Un Paese il cui sistema pensionistico si limita a punire le badanti dell’Est che sposano gli italiani più vecchi e danarosi; dove si preferisce non intervenire sui costi della politica; dove l’unico settore degno di liberalizzazione/privatizzazione è la Croce rossa e il solo ordine professionale da abolire è quello dei giornalisti: evidentemente il resto funziona a meraviglia. Stralciato anche il capitolo più atteso e discusso, cioè il nuovo sistema fiscale. Sui ritardi di questa riforma il centrodestra ha poi scaricato gran parte della colpa della recente sconfitta elettorale. Occorrerà altro tempo.



I contenuti della manovra, presentata in bozza da Tremonti, saranno soggetti nei prossimi giorni a ulteriori modifiche. Al momento le vere novità appaiono due, entrambe rubricabili come passi indietro del ministro. La prima è la disponibilità di via XX Settembre ad allentare i vincoli del patto di stabilità che lega le mani agli enti locali virtuosi: una vittoria di Bossi (che però ha dovuto incassare lo stop della riforma fiscale) e un primo segnale del federalismo incipiente.

La seconda è l’introduzione della cosiddetta «spending review», anch’essa un’eredità del povero Padoa-Schioppa, cioè una ricognizione degli sprechi delle amministrazioni statali in modo da apportare non più tagli di spesa lineari ma mirati, in base a un «fabbisogno standard». Anche qui si sente l’eco del nuovo federalismo fiscale che introdurrà i «costi standard» nella gestione della sanità nelle regioni. Proprio ieri su “La Stampa” il sociologo Luca Ricolfi confessava di essere in grado di determinare statisticamente l’ammontare dello spreco pubblico, ma di non sapere indicare da dove cominciare con i tagli. Tremonti avvia un processo indispensabile per il futuro della finanza pubblica italiana, ma si tratta di una misura poco mediatica e priva di riscontro immediato tra i cittadini.

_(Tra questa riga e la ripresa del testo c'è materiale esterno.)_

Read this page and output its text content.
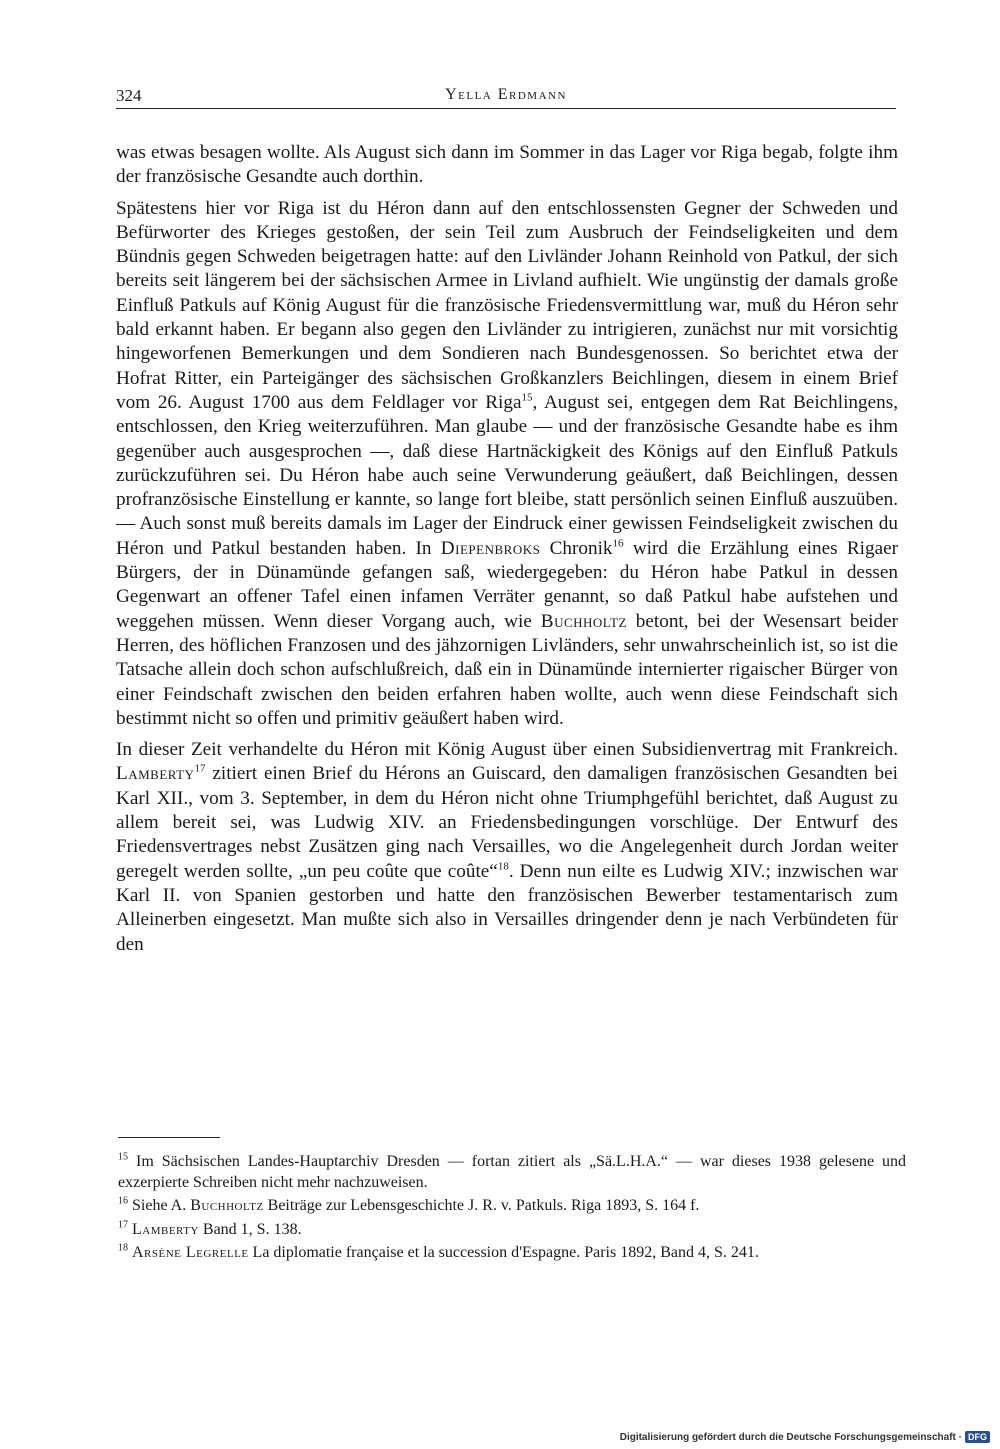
324	Yella Erdmann

was etwas besagen wollte. Als August sich dann im Sommer in das Lager vor Riga begab, folgte ihm der französische Gesandte auch dorthin.

Spätestens hier vor Riga ist du Héron dann auf den entschlossensten Gegner der Schweden und Befürworter des Krieges gestoßen, der sein Teil zum Ausbruch der Feindseligkeiten und dem Bündnis gegen Schweden beigetragen hatte: auf den Livländer Johann Reinhold von Patkul, der sich bereits seit längerem bei der sächsischen Armee in Livland aufhielt. Wie ungünstig der damals große Einfluß Patkuls auf König August für die französische Friedensvermittlung war, muß du Héron sehr bald erkannt haben. Er begann also gegen den Livländer zu intrigieren, zunächst nur mit vorsichtig hingeworfenen Bemerkungen und dem Sondieren nach Bundesgenossen. So berichtet etwa der Hofrat Ritter, ein Parteigänger des sächsischen Großkanzlers Beichlingen, diesem in einem Brief vom 26. August 1700 aus dem Feldlager vor Riga$^{15}$, August sei, entgegen dem Rat Beichlingens, entschlossen, den Krieg weiterzuführen. Man glaube — und der französische Gesandte habe es ihm gegenüber auch ausgesprochen —, daß diese Hartnäckigkeit des Königs auf den Einfluß Patkuls zurückzuführen sei. Du Héron habe auch seine Verwunderung geäußert, daß Beichlingen, dessen profranzösische Einstellung er kannte, so lange fort bleibe, statt persönlich seinen Einfluß auszuüben. — Auch sonst muß bereits damals im Lager der Eindruck einer gewissen Feindseligkeit zwischen du Héron und Patkul bestanden haben. In Diepenbroks Chronik$^{16}$ wird die Erzählung eines Rigaer Bürgers, der in Dünamünde gefangen saß, wiedergegeben: du Héron habe Patkul in dessen Gegenwart an offener Tafel einen infamen Verräter genannt, so daß Patkul habe aufstehen und weggehen müssen. Wenn dieser Vorgang auch, wie Buchholtz betont, bei der Wesensart beider Herren, des höflichen Franzosen und des jähzornigen Livländers, sehr unwahrscheinlich ist, so ist die Tatsache allein doch schon aufschlußreich, daß ein in Dünamünde internierter rigaischer Bürger von einer Feindschaft zwischen den beiden erfahren haben wollte, auch wenn diese Feindschaft sich bestimmt nicht so offen und primitiv geäußert haben wird.

In dieser Zeit verhandelte du Héron mit König August über einen Subsidienvertrag mit Frankreich. Lamberty$^{17}$ zitiert einen Brief du Hérons an Guiscard, den damaligen französischen Gesandten bei Karl XII., vom 3. September, in dem du Héron nicht ohne Triumphgefühl berichtet, daß August zu allem bereit sei, was Ludwig XIV. an Friedensbedingungen vorschlüge. Der Entwurf des Friedensvertrages nebst Zusätzen ging nach Versailles, wo die Angelegenheit durch Jordan weiter geregelt werden sollte, „un peu coûte que coûte“$^{18}$. Denn nun eilte es Ludwig XIV.; inzwischen war Karl II. von Spanien gestorben und hatte den französischen Bewerber testamentarisch zum Alleinerben eingesetzt. Man mußte sich also in Versailles dringender denn je nach Verbündeten für den

$^{15}$ Im Sächsischen Landes-Hauptarchiv Dresden — fortan zitiert als „Sä.L.H.A.“ — war dieses 1938 gelesene und exzerpierte Schreiben nicht mehr nachzuweisen.

$^{16}$ Siehe A. Buchholtz Beiträge zur Lebensgeschichte J. R. v. Patkuls. Riga 1893, S. 164 f.

$^{17}$ Lamberty Band 1, S. 138.

$^{18}$ Arsène Legrelle La diplomatie française et la succession d'Espagne. Paris 1892, Band 4, S. 241.

Digitalisierung gefördert durch die Deutsche Forschungsgemeinschaft · DFG
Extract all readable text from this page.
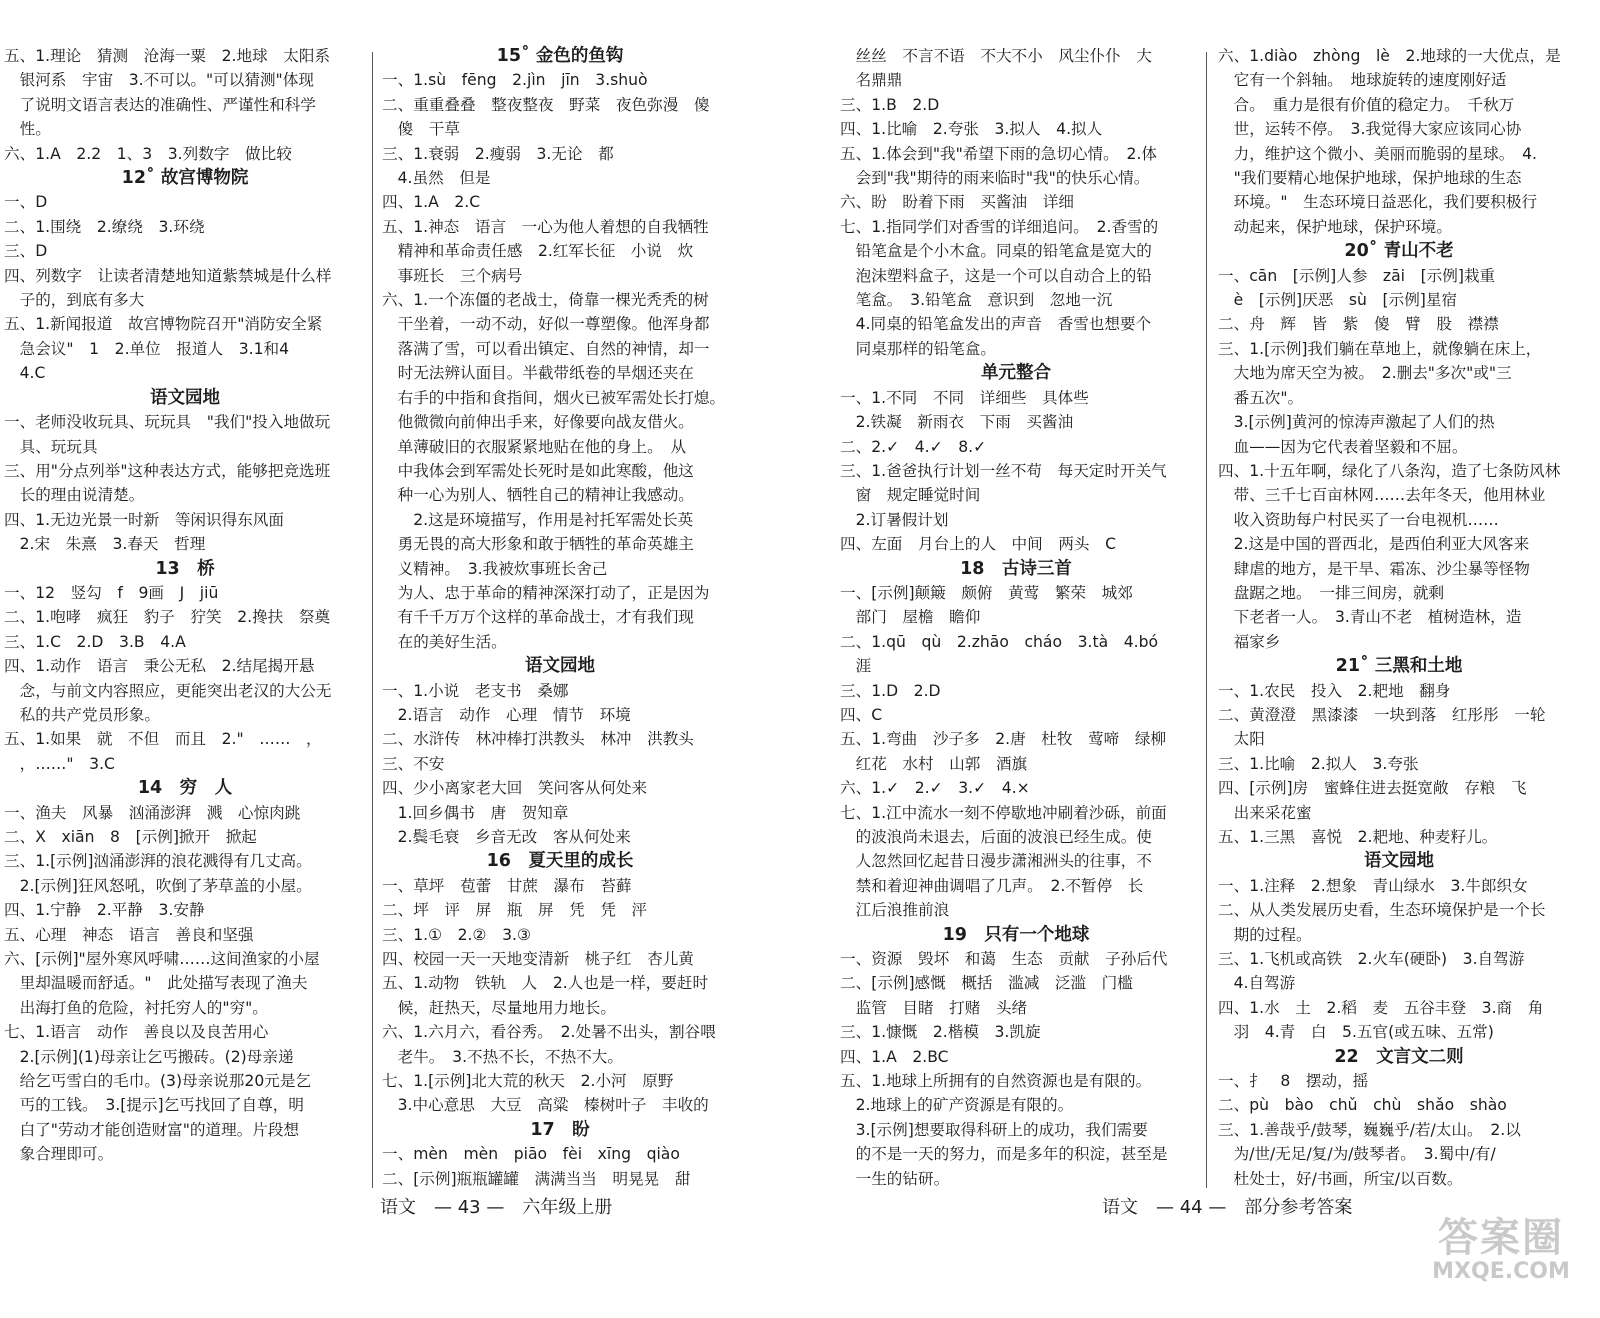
五、1.理论　猜测　沧海一粟　2.地球　太阳系
　银河系　宇宙　3.不可以。"可以猜测"体现
　了说明文语言表达的准确性、严谨性和科学
　性。
六、1.A　2.2　1、3　3.列数字　做比较
12˚ 故宫博物院
一、D
二、1.围绕　2.缭绕　3.环绕
三、D
四、列数字　让读者清楚地知道紫禁城是什么样
　子的，到底有多大
五、1.新闻报道　故宫博物院召开"消防安全紧
　急会议"　1　2.单位　报道人　3.1和4
　4.C
语文园地
一、老师没收玩具、玩玩具　"我们"投入地做玩
　具、玩玩具
三、用"分点列举"这种表达方式，能够把竞选班
　长的理由说清楚。
四、1.无边光景一时新　等闲识得东风面
　2.宋　朱熹　3.春天　哲理
13　桥
一、12　竖勾　f　9画　J　jiū
二、1.咆哮　疯狂　豹子　狞笑　2.搀扶　祭奠
三、1.C　2.D　3.B　4.A
四、1.动作　语言　秉公无私　2.结尾揭开悬
　念，与前文内容照应，更能突出老汉的大公无
　私的共产党员形象。
五、1.如果　就　不但　而且　2."　……　，
　，……"　3.C
14　穷　人
一、渔夫　风暴　汹涌澎湃　溅　心惊肉跳
二、X　xiān　8　[示例]掀开　掀起
三、1.[示例]汹涌澎湃的浪花溅得有几丈高。
　2.[示例]狂风怒吼，吹倒了茅草盖的小屋。
四、1.宁静　2.平静　3.安静
五、心理　神态　语言　善良和坚强
六、[示例]"屋外寒风呼啸……这间渔家的小屋
　里却温暖而舒适。"　此处描写表现了渔夫
　出海打鱼的危险，衬托穷人的"穷"。
七、1.语言　动作　善良以及良苦用心
　2.[示例](1)母亲让乞丐搬砖。(2)母亲递
　给乞丐雪白的毛巾。(3)母亲说那20元是乞
　丐的工钱。　3.[提示]乞丐找回了自尊，明
　白了"劳动才能创造财富"的道理。片段想
　象合理即可。
15˚ 金色的鱼钩
一、1.sù　fēng　2.jìn　jīn　3.shuò
二、重重叠叠　整夜整夜　野菜　夜色弥漫　傻
　傻　干草
三、1.衰弱　2.瘦弱　3.无论　都
　4.虽然　但是
四、1.A　2.C
五、1.神态　语言　一心为他人着想的自我牺牲
　精神和革命责任感　2.红军长征　小说　炊
　事班长　三个病号
六、1.一个冻僵的老战士，倚靠一棵光秃秃的树
　干坐着，一动不动，好似一尊塑像。他浑身都
　落满了雪，可以看出镇定、自然的神情，却一
　时无法辨认面目。半截带纸卷的旱烟还夹在
　右手的中指和食指间，烟火已被军需处长打熄。
　他微微向前伸出手来，好像要向战友借火。
　单薄破旧的衣服紧紧地贴在他的身上。　从
　中我体会到军需处长死时是如此寒酸，他这
　种一心为别人、牺牲自己的精神让我感动。
　　2.这是环境描写，作用是衬托军需处长英
　勇无畏的高大形象和敢于牺牲的革命英雄主
　义精神。　3.我被炊事班长舍己
　为人、忠于革命的精神深深打动了，正是因为
　有千千万万个这样的革命战士，才有我们现
　在的美好生活。
语文园地
一、1.小说　老支书　桑娜
　2.语言　动作　心理　情节　环境
二、水浒传　林冲棒打洪教头　林冲　洪教头
三、不安
四、少小离家老大回　笑问客从何处来
　1.回乡偶书　唐　贺知章
　2.鬓毛衰　乡音无改　客从何处来
16　夏天里的成长
一、草坪　苞蕾　甘蔗　瀑布　苔藓
二、坪　评　屏　瓶　屏　凭　凭　泙
三、1.①　2.②　3.③
四、校园一天一天地变清新　桃子红　杏儿黄
五、1.动物　铁轨　人　2.人也是一样，要赶时
　候，赶热天，尽量地用力地长。
六、1.六月六，看谷秀。　2.处暑不出头，割谷喂
　老牛。　3.不热不长，不热不大。
七、1.[示例]北大荒的秋天　2.小河　原野
　3.中心意思　大豆　高粱　榛树叶子　丰收的
17　盼
一、mèn　mèn　piāo　fèi　xīng　qiào
二、[示例]瓶瓶罐罐　满满当当　明晃晃　甜
　丝丝　不言不语　不大不小　风尘仆仆　大
　名鼎鼎
三、1.B　2.D
四、1.比喻　2.夸张　3.拟人　4.拟人
五、1.体会到"我"希望下雨的急切心情。　2.体
　会到"我"期待的雨来临时"我"的快乐心情。
六、盼　盼着下雨　买酱油　详细
七、1.指同学们对香雪的详细追问。　2.香雪的
　铅笔盒是个小木盒。同桌的铅笔盒是宽大的
　泡沫塑料盒子，这是一个可以自动合上的铅
　笔盒。　3.铅笔盒　意识到　忽地一沉
　4.同桌的铅笔盒发出的声音　香雪也想要个
　同桌那样的铅笔盒。
单元整合
一、1.不同　不同　详细些　具体些
　2.铁凝　新雨衣　下雨　买酱油
二、2.✓　4.✓　8.✓
三、1.爸爸执行计划一丝不苟　每天定时开关气
　窗　规定睡觉时间
　2.订暑假计划
四、左面　月台上的人　中间　两头　C
18　古诗三首
一、[示例]颠簸　颇俯　黄莺　繁荣　城郊
　部门　屋檐　瞻仰
二、1.qū　qù　2.zhāo　cháo　3.tà　4.bó
　涯
三、1.D　2.D
四、C
五、1.弯曲　沙子多　2.唐　杜牧　莺啼　绿柳
　红花　水村　山郭　酒旗
六、1.✓　2.✓　3.✓　4.×
七、1.江中流水一刻不停歇地冲刷着沙砾，前面
　的波浪尚未退去，后面的波浪已经生成。使
　人忽然回忆起昔日漫步潇湘洲头的往事，不
　禁和着迎神曲调唱了几声。　2.不暂停　长
　江后浪推前浪
19　只有一个地球
一、资源　毁坏　和蔼　生态　贡献　子孙后代
二、[示例]感慨　概括　滥减　泛滥　门槛
　监管　目睹　打赌　头绪
三、1.慷慨　2.楷模　3.凯旋
四、1.A　2.BC
五、1.地球上所拥有的自然资源也是有限的。
　2.地球上的矿产资源是有限的。
　3.[示例]想要取得科研上的成功，我们需要
　的不是一天的努力，而是多年的积淀，甚至是
　一生的钻研。
六、1.diào　zhòng　lè　2.地球的一大优点，是
　它有一个斜轴。　地球旋转的速度刚好适
　合。　重力是很有价值的稳定力。　千秋万
　世，运转不停。　3.我觉得大家应该同心协
　力，维护这个微小、美丽而脆弱的星球。　4.
　"我们要精心地保护地球，保护地球的生态
　环境。"　生态环境日益恶化，我们要积极行
　动起来，保护地球，保护环境。
20˚ 青山不老
一、cān　[示例]人参　zāi　[示例]栽重
　è　[示例]厌恶　sù　[示例]星宿
二、舟　辉　皆　紫　傻　臂　股　襟襟
三、1.[示例]我们躺在草地上，就像躺在床上，
　大地为席天空为被。　2.删去"多次"或"三
　番五次"。
　3.[示例]黄河的惊涛声激起了人们的热
　血——因为它代表着坚毅和不屈。
四、1.十五年啊，绿化了八条沟，造了七条防风林
　带、三千七百亩林网……去年冬天，他用林业
　收入资助每户村民买了一台电视机……
　2.这是中国的晋西北，是西伯利亚大风客来
　肆虐的地方，是干旱、霜冻、沙尘暴等怪物
　盘踞之地。　一排三间房，就剩
　下老者一人。　3.青山不老　植树造林，造
　福家乡
21˚ 三黑和土地
一、1.农民　投入　2.耙地　翻身
二、黄澄澄　黑漆漆　一块到落　红彤彤　一轮
　太阳
三、1.比喻　2.拟人　3.夸张
四、[示例]房　蜜蜂住进去挺宽敞　存粮　飞
　出来采花蜜
五、1.三黑　喜悦　2.耙地、种麦籽儿。
语文园地
一、1.注释　2.想象　青山绿水　3.牛郎织女
二、从人类发展历史看，生态环境保护是一个长
　期的过程。
三、1.飞机或高铁　2.火车(硬卧)　3.自驾游
　4.自驾游
四、1.水　土　2.稻　麦　五谷丰登　3.商　角
　羽　4.青　白　5.五官(或五味、五常)
22　文言文二则
一、扌　8　摆动，摇
二、pù　bào　chǔ　chù　shǎo　shào
三、1.善哉乎/鼓琴，巍巍乎/若/太山。　2.以
　为/世/无足/复/为/鼓琴者。　3.蜀中/有/
　杜处士，好/书画，所宝/以百数。
语文　— 43 —　六年级上册	语文　— 44 —　部分参考答案
答案圈
MXQE.COM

Berlusconi e i ministri si sono detti soddisfatti per il clima di dialogo nel governo. Tremonti non si è inalberato a difesa della sua linea del rigore, ognuno ha strappato qualcosa (evitare le sforbiciate era già un successo), ma ha anche dovuto cedere qualcosa. Si parla di tregua tra il premier e il ministro dopo le tensioni delle ultime settimane sul fisco. Ma si parla anche di nuove frizioni con la Lega, delusa per l’accantonamento almeno momentaneo degli interventi sul fisco e ancora guardinga: la parola d’ordine nel Carroccio è «aspettare i fatti». Dalla bozza al testo finale la strada è molto lunga.

Il punto su cui tutti sono d’accordo è invece il sostanziale rinvio degli interventi più pesanti: un miliardo e mezzo quest’anno, altri cinque e mezzo nel 2012, i restanti 40 nel 2013/14. Significa che la responsabilità di allinearsi ai parametri di finanza pubblica fissati dall’Unione europea ricadrà quasi interamente sul prossimo governo. Cioè, quasi sicuramente, non su Berlusconi.